Marie Claire France, November 2009
If the images of women in French fashion magazines from November to December 2009 are any reflection of reality, women of Arab descent do not exist in France. Or, if they do—the message seems to be—they do not belong in the world of high fashion and culture. Since after World War II, France recruited many immigrants from North African and Middle Eastern countries to fill a labor shortage, and the Arab population in the country has only increased since (Malonga). In spite of this, however, there was zero representation of Arab women out of 573 pictured in fashion editorials and advertisements from Marie Claire December 2009, Elle November 2009, Vogue November 2009, and Jalouse December-January 2009-2010. But Arabs were not the only racial group underrepresented in this sample; in fact, the women presented were 94.8% Caucasian. In the four magazines analyzed, there were a total of 543 white women (94.8%), 16 Asian women (2.8%), 13 black women (2.3%), and one Latina woman.

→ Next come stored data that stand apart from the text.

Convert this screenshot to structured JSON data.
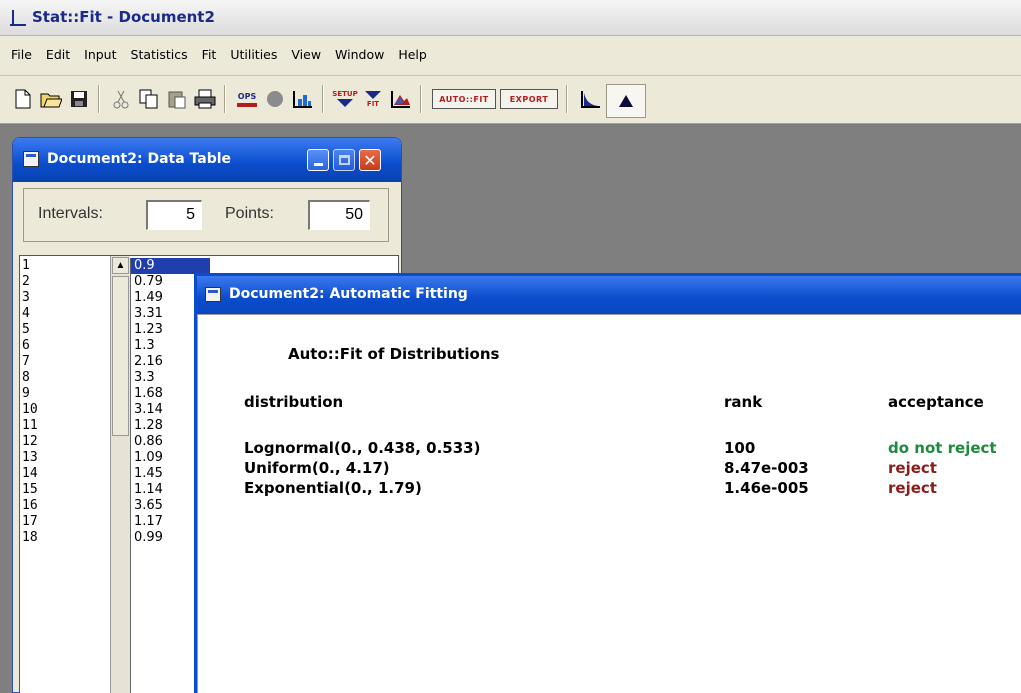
{
  "app": {
    "title": "Stat::Fit - Document2"
  },
  "menu": [
    "File",
    "Edit",
    "Input",
    "Statistics",
    "Fit",
    "Utilities",
    "View",
    "Window",
    "Help"
  ],
  "toolbar": {
    "icons": [
      "new-icon",
      "open-icon",
      "save-icon",
      "cut-icon",
      "copy-icon",
      "paste-icon",
      "print-icon",
      "ops-icon",
      "circle-icon",
      "histogram-icon",
      "setup-icon",
      "fit-icon",
      "mountain-chart-icon",
      "autofit-icon",
      "export-icon",
      "chart-line-icon",
      "triangle-chart-icon"
    ],
    "ops_label": "OPS",
    "setup_label": "SETUP",
    "fit_label": "FIT",
    "autofit_label": "AUTO::FIT",
    "export_label": "EXPORT"
  },
  "data_table": {
    "title": "Document2: Data Table",
    "intervals_label": "Intervals:",
    "intervals_value": "5",
    "points_label": "Points:",
    "points_value": "50",
    "rows": [
      "1",
      "2",
      "3",
      "4",
      "5",
      "6",
      "7",
      "8",
      "9",
      "10",
      "11",
      "12",
      "13",
      "14",
      "15",
      "16",
      "17",
      "18"
    ],
    "values": [
      "0.9",
      "0.79",
      "1.49",
      "3.31",
      "1.23",
      "1.3",
      "2.16",
      "3.3",
      "1.68",
      "3.14",
      "1.28",
      "0.86",
      "1.09",
      "1.45",
      "1.14",
      "3.65",
      "1.17",
      "0.99"
    ]
  },
  "auto_fit": {
    "title": "Document2: Automatic Fitting",
    "heading": "Auto::Fit of Distributions",
    "col_distribution": "distribution",
    "col_rank": "rank",
    "col_acceptance": "acceptance",
    "results": [
      {
        "distribution": "Lognormal(0., 0.438, 0.533)",
        "rank": "100",
        "acceptance": "do not reject"
      },
      {
        "distribution": "Uniform(0., 4.17)",
        "rank": "8.47e-003",
        "acceptance": "reject"
      },
      {
        "distribution": "Exponential(0., 1.79)",
        "rank": "1.46e-005",
        "acceptance": "reject"
      }
    ]
  },
  "colors": {
    "title_blue": "#0a4ccc",
    "accept_green": "#1e8a3c",
    "reject_red": "#8a1c1c"
  }
}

Chart numbers indicate race representations of women in photographs with no Arab representation in any (Marie Claire December 2009, Elle November 2009, Vogue November 2009, and Jalouse December-January 2009-2010)
As Peter Braham wrote, “fashion, as well as being a matter of creation, consumption, and identity, is also a matter of production, distribution, and retailing.” The same thing applies to fashion magazines; like all others, they face commercial pressures to gain profit. Both fashion advertisements and fashion editorials are ultimately tied to their effectiveness in selling a product—fashion advertisements aim to sell specific garments, accessories, or brands, while editorials sell ideologies of fashion, and the magazine itself. Because of the realities of commercialization, if a magazine or advertisement doesn’t adequately appeal to the market, it cannot survive economically. Therefore, magazines and advertisements edit their content to reflect what the reader wants to see—or at least, what they think readers want to see. According to Rosetta Brookes, a “peculiarity of the fashion photograph is that it is positioned on a threshold of a between two worlds: the consumer public and a mythic elite created in the utopia of the photograph as well as in the reality of a social group maintained by the fashion industry.”
Jalouse, Asian women featured but associated with the Geisha aesthetic, December 2009-January 2010
As a result, in order to appeal to the highest number of consumers (and thus make the highest profit possible), magazines and advertisements lean conservative in their selection of what kind of woman to present to the reader. This conservatism isn’t the political kind; rather, it means that fashion magazines feel the need to display women that are not different or disturbing looking—they must be relatable to the reader, but idealized as well. Because France is still a country whose social classes are relatively divided along racial lines, what this usually translates to, in fashion, is whiteness.